Mobile ecommerce – a notion or reality?



GLOBAL – Over the weekend I bought a new book on Amazon. This is something that happens quite regularly, but what was different this time was the recommendation for the book came through Twitter. Now, typically I’ll buy books by seeing something online, hearing about it or just browsing. But now, I have my Twitter app on my phone, 1-click ordering on Amazon and whaddya know, a pretty decent Amazon mobile store. So, could I have bought that book on my phone? Thinking about it, I could have.
That I didn’t is neither here nor there, in the context of this post at least. Mobile shopping isn’t a big deal right now, based on circumstantial evidence at least. Searching for the term “Mobile ecommerce” seems to throw up a bunch of results surrounding security. Sure, there must be concerns about buying stuff over your phone (despite the fact it’s probably no less of an issue than buying something from your computer). Certainly though, buying stuff on your phone isn’t a common phenomena.

It’s not one that’s appealed to me much in the past either. Why would I bother browsing and buying something on my phone, when I could do it much more effortlessly on my computer. By the way, I’m talking here about buying real physical products from real physical retailers over your phone, as opposed to the kind of offering from NGage or Ovi Store.
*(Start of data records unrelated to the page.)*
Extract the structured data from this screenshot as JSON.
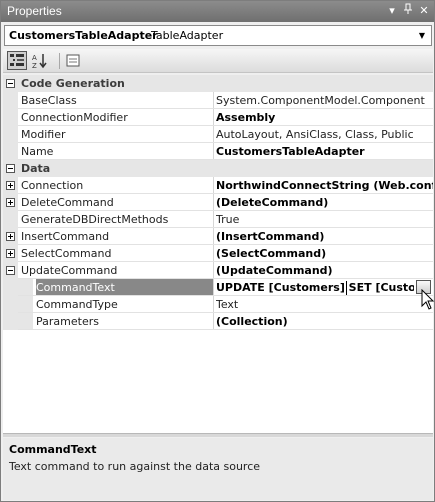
{
  "window": {
    "title": "Properties",
    "pin_icon": "pin-icon",
    "close_icon": "close-icon",
    "dropdown_icon": "menu-dropdown-icon"
  },
  "object_selector": {
    "name": "CustomersTableAdapter",
    "type": "TableAdapter"
  },
  "toolbar": {
    "buttons": [
      "categorized-icon",
      "alphabetical-icon",
      "property-pages-icon"
    ]
  },
  "grid": {
    "rows": [
      {
        "kind": "category",
        "label": "Code Generation",
        "expanded": true
      },
      {
        "kind": "prop",
        "label": "BaseClass",
        "value": "System.ComponentModel.Component",
        "bold": false
      },
      {
        "kind": "prop",
        "label": "ConnectionModifier",
        "value": "Assembly",
        "bold": true
      },
      {
        "kind": "prop",
        "label": "Modifier",
        "value": "AutoLayout, AnsiClass, Class, Public",
        "bold": false
      },
      {
        "kind": "prop",
        "label": "Name",
        "value": "CustomersTableAdapter",
        "bold": true
      },
      {
        "kind": "category",
        "label": "Data",
        "expanded": true
      },
      {
        "kind": "prop",
        "label": "Connection",
        "value": "NorthwindConnectString (Web.config)",
        "bold": true,
        "expander": "plus"
      },
      {
        "kind": "prop",
        "label": "DeleteCommand",
        "value": "(DeleteCommand)",
        "bold": true,
        "expander": "plus"
      },
      {
        "kind": "prop",
        "label": "GenerateDBDirectMethods",
        "value": "True",
        "bold": false
      },
      {
        "kind": "prop",
        "label": "InsertCommand",
        "value": "(InsertCommand)",
        "bold": true,
        "expander": "plus"
      },
      {
        "kind": "prop",
        "label": "SelectCommand",
        "value": "(SelectCommand)",
        "bold": true,
        "expander": "plus"
      },
      {
        "kind": "prop",
        "label": "UpdateCommand",
        "value": "(UpdateCommand)",
        "bold": true,
        "expander": "minus"
      },
      {
        "kind": "child",
        "label": "CommandText",
        "value": "UPDATE [Customers] SET [Customers",
        "bold": true,
        "selected": true
      },
      {
        "kind": "child",
        "label": "CommandType",
        "value": "Text",
        "bold": false
      },
      {
        "kind": "child",
        "label": "Parameters",
        "value": "(Collection)",
        "bold": true
      }
    ]
  },
  "description": {
    "title": "CommandText",
    "text": "Text command to run against the data source"
  },
  "colors": {
    "titlebar": "#7a7a7a",
    "selection": "#888888",
    "category": "#e6e6e6"
  }
}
But times, as ever, are a changing. Thanks to Guy Kawasaki’s recommendation on Twitter, I found (and am now looking forward to reading) a book I hadn’t heard about previously. Twitter, for me, is mobilising a whole section of the Internet, giving me a way to access and find information typically hidden under virtual rocks. And it’s doing more than just mobilising it. It’s making it easier for me to access that information on my phone. Amazon too, for some time I’m sure, is doing it’s bit to make it easier. I’ve just set up (for the process of experiment relating to this article) my 1-click ordering on my phone. Next step is to actually use it.

Last week Lloyds TSB, one of the major high street banks in the UK, launched a new mobile service. Along with free alerts when your account goes over (or under) a certain limit, users can get information on their account, transfer money between accounts and top up your mobiles. Designed more as an information service, you can’t actually transfer money out of your account or pay bills, it seems (we haven’t tested it yet, but will). Security issues again? Perhaps. What matters here though is that it’s a dedicated mobile banking app. For some around the world, the phone is the only place they can do any form of Internet-based banking, yet in the UK at least, it’s still considered a novel idea worthy of news coverage.

It might just be me, but the concept of mobile ecommerce could now be rapidly evolving from one where security is the big thing to one where we start to adopt and embrace it. It’s certainly given me some food for thought and I think my next train journey could well cost more than the price of a ticket, and involve an amazon delivery on my return. Am I alone here?